> We standardized on Clickhouse for everything. (With its own set of surprising ...

aforwardslash · on Aug 8, 2023

Not the parent, but I have some ClickHouse experience. ClickHouse is surprisingly easy to deploy and setup, talks both mysql and postgresql wire protocols (so you can query stuff with your existing relational tools), the query language is SQL (including joins with external data sources, such as S3 files, external relational databases and other clickhouse tables), and it is ACID on specific operations. It assumes your dataset is (mostly) append-only, and inserts work well when done in batch. It is also blazingly fast, and very compact when using the MergeTree family of storage engines.

Development is very active, and some features are experimental. One of the common mistakes is to use latest releases for production environments - you will certainly find odd bugs on specific usage scenarios. Stay away from the bleeding edge and you're fine. Clustering (table replication and sharding of queries) is also a sort-of can of worms by itself, and requires good knowledge of your workload and your data structure to understand all the tradeoffs. Thing is, when designing from scratch, you can often design in such a way where you don't need (clustered) table replication or sharding - again, this also has a learning curve, for both devs and devops.

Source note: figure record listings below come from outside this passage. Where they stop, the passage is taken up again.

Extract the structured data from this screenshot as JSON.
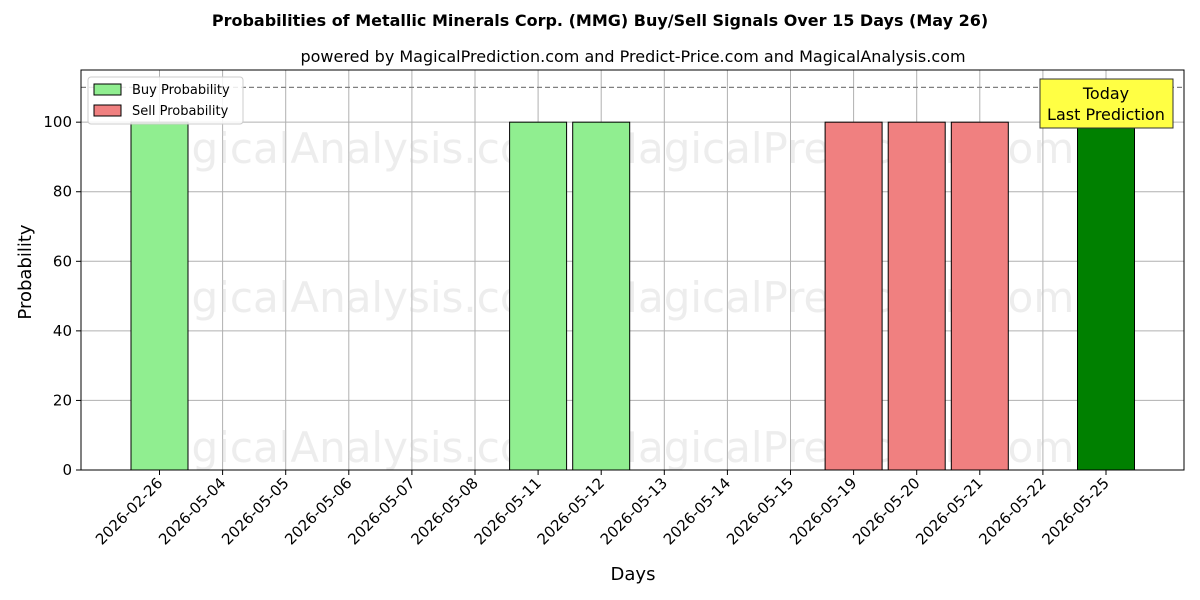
{
  "chart_data": {
    "type": "bar",
    "title": "Probabilities of Metallic Minerals Corp. (MMG) Buy/Sell Signals Over 15 Days (May 26)",
    "subtitle": "powered by MagicalPrediction.com and Predict-Price.com and MagicalAnalysis.com",
    "xlabel": "Days",
    "ylabel": "Probability",
    "ylim": [
      0,
      115
    ],
    "yticks": [
      0,
      20,
      40,
      60,
      80,
      100
    ],
    "grid": true,
    "legend_position": "top-left",
    "categories": [
      "2026-02-26",
      "2026-05-04",
      "2026-05-05",
      "2026-05-06",
      "2026-05-07",
      "2026-05-08",
      "2026-05-11",
      "2026-05-12",
      "2026-05-13",
      "2026-05-14",
      "2026-05-15",
      "2026-05-19",
      "2026-05-20",
      "2026-05-21",
      "2026-05-22",
      "2026-05-25"
    ],
    "series": [
      {
        "name": "Buy Probability",
        "color": "#90ee90",
        "values": [
          100,
          0,
          0,
          0,
          0,
          0,
          100,
          100,
          0,
          0,
          0,
          0,
          0,
          0,
          0,
          0
        ]
      },
      {
        "name": "Sell Probability",
        "color": "#f08080",
        "values": [
          0,
          0,
          0,
          0,
          0,
          0,
          0,
          0,
          0,
          0,
          0,
          100,
          100,
          100,
          0,
          0
        ]
      }
    ],
    "highlight": {
      "category": "2026-05-25",
      "value": 100,
      "color": "#008000"
    },
    "reference_line": {
      "y": 110,
      "style": "dashed",
      "color": "#808080"
    },
    "annotation": {
      "lines": [
        "Today",
        "Last Prediction"
      ],
      "background": "#ffff44"
    },
    "watermarks": [
      {
        "text": "MagicalAnalysis.com",
        "row": 0,
        "col": 0
      },
      {
        "text": "MagicalPrediction.com",
        "row": 0,
        "col": 1
      },
      {
        "text": "MagicalAnalysis.com",
        "row": 1,
        "col": 0
      },
      {
        "text": "MagicalPrediction.com",
        "row": 1,
        "col": 1
      },
      {
        "text": "MagicalAnalysis.com",
        "row": 2,
        "col": 0
      },
      {
        "text": "MagicalPrediction.com",
        "row": 2,
        "col": 1
      }
    ]
  }
}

You can easily spin it on a VM or on your laptop, load a dataset and see for yourself how powerful ClickHouse can be. Honestly, just the data compression alone is good enough to save a s**load of money on storage on an enterprise, compared to most solutions. Couple this with tiered storage - your hot data is eg. in ssd, your historical data is stored on s3, and rotation is done automatically, plus automated ingestion from kafka, and you have a data warehousing system at a fraction of the price of many common alternatives.